In the latest edition of our My Coffee Journey series, we speak with Miles McKinlay, Client Relationship Manager at Connect Vending, to hear about his experiences with coffee, his career in the vending industry and why everyone should strive for great quality coffee.
My first memory of coffee was making drinks for my dad when I was 16 or 17, which I vividly remember him taking as a quarter teaspoon, no milk and no sugar. I started drinking coffee myself when I would go out with my family for a meal, and I’d order a coffee instead of a dessert. I would pick a cappuccino or a latte as I preferred the taste to something sweet after eating.
I was only really drinking milky coffees at this point, nothing black or Espresso heavy as I just found it easy to stomach at that age. Even from an early age it’s been an enjoyable experience and I didn’t really have any moments where I questioned whether coffee was something I could regularly drink.
The only thing which has changed in my coffee journey from the early years is my gradual shift away from those milky Cappuccinos and Lattes, and towards different drinks like an Americano or just a straight Espresso. The milk element can become sickly if you’re drinking it regularly and that was the main motivation for changing my habit.
As I say, I’ve had both at different points in my life but right now I’m firmly in the black coffee camp. I don’t take my coffee with sugar and I never have – when I was younger my grandma would tell me about her time growing up when sugar was rationed which resonated with me and made me cut it from my hot drinks. Although this was with tea, I’d got used to not having sugar in my drinks and so I can’t now drink sweet coffees!
Americano – a regular if I’m ordering out and sometimes with hot whole milk, mainly if it’s a cold winter day. Generally speaking though it’s Americano because that’s the drink I can consume regularly each and every day.

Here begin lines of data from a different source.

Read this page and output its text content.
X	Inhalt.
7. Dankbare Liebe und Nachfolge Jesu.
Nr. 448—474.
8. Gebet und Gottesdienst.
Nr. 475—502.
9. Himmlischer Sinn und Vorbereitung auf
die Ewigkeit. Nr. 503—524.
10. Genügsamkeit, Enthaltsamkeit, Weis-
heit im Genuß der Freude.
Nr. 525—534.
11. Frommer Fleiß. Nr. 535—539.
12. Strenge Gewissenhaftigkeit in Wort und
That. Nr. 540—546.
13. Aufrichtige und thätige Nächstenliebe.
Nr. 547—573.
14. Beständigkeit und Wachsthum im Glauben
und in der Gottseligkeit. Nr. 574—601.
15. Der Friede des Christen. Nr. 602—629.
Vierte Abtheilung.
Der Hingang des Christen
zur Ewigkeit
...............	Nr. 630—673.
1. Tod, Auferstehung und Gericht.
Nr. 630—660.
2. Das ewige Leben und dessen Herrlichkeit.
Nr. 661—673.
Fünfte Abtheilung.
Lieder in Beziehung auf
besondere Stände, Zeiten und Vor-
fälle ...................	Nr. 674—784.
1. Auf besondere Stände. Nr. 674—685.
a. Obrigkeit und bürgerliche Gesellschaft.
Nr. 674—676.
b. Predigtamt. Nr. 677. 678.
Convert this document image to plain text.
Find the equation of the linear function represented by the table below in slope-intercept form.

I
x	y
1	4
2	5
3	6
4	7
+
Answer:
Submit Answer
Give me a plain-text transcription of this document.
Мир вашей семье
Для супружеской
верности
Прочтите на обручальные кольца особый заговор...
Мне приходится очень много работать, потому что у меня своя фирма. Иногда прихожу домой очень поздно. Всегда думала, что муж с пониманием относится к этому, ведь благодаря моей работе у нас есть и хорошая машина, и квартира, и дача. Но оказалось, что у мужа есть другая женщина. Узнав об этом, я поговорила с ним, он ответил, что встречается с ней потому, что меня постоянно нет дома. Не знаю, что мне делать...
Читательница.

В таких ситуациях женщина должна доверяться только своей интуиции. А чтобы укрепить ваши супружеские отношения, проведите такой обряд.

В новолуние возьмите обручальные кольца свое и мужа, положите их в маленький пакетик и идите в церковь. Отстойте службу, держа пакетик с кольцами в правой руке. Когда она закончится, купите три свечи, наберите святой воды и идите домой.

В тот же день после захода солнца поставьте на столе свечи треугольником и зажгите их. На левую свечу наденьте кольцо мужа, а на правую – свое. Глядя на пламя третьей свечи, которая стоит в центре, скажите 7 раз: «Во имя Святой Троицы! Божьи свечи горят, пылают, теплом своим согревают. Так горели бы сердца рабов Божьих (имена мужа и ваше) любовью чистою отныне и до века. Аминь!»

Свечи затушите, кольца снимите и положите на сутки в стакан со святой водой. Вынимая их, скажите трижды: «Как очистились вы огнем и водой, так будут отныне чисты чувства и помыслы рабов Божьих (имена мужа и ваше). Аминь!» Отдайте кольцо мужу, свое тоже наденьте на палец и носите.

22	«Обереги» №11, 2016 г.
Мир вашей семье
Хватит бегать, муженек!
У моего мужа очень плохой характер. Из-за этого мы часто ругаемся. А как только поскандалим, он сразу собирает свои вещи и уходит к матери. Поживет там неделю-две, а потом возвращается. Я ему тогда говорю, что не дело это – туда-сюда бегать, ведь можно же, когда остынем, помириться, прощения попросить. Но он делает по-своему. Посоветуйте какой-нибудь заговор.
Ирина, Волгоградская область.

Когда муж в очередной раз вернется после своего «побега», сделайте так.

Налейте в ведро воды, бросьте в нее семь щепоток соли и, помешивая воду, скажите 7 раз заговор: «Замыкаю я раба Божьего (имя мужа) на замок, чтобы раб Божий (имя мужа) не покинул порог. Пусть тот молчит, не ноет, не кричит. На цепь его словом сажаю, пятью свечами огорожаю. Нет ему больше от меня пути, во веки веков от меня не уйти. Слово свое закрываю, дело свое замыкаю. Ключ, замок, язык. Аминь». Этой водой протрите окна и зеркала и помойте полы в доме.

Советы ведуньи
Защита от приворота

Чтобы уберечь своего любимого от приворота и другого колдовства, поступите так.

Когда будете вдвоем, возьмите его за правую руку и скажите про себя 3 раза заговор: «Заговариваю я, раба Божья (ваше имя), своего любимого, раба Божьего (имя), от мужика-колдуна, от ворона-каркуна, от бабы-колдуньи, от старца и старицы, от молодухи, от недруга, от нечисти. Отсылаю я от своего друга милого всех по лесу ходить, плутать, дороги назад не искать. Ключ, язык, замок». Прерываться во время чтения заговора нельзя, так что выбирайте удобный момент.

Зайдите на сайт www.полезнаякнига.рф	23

The best coffee I’ve had in my time in the industry came out of an Evoca La Radiosa machine, but I do also appreciate the quality of coffee that you get out of Franke machines. Answering this question makes me appreciate how spoilt we are by great quality coffee and great machines.
Interestingly I’ve seen some slightly different trends to some of my colleagues, in that more of my clients are now asking about whether fresh milk machines are right for their company – especially with the rise of veganism and the need to cater for those with more specific dietary requirements. In reality for a lot of the clients I work with, GSM (Granulated Skimmed Milk) is perfect because of the lower maintenance overhead and the quality of GSM being high enough to still deliver a great cup of coffee.
In a similar sense, the manufacturing and industrial clients that I manage are not necessarily as bought in to the rise of the high street coffee chains, and they want something warm and wet – there will always be a place for this quick and convenient, no-frills coffee.
Outside of the manufacturing sector though, I would say that there has been a move towards high quality, highly personalised coffee and that has been driven by the growth of high street brands over the last 10-15 years. I can completely understand how employers now feel that their workers in highly urbanised areas are demanding a better quality of drink, and how it helps with recruitment and retention of staff.
We do a lot more than just coffee, whether it’s selling and installing cutting-edge solutions like Smart Fridges, or a new Deli Café micro market, through to your standard cold drink and snack machines.
Does it help to have a passion for coffee? Yes. Is it essential for the job that I’m in? No – it’s more important that you have a thorough knowledge of all the different solutions that we offer and can find the right solutions for every client. That said, I do love my coffee and I’m extremely fortunate to have the opportunity to work with great manufacturers and suppliers in the coffee space.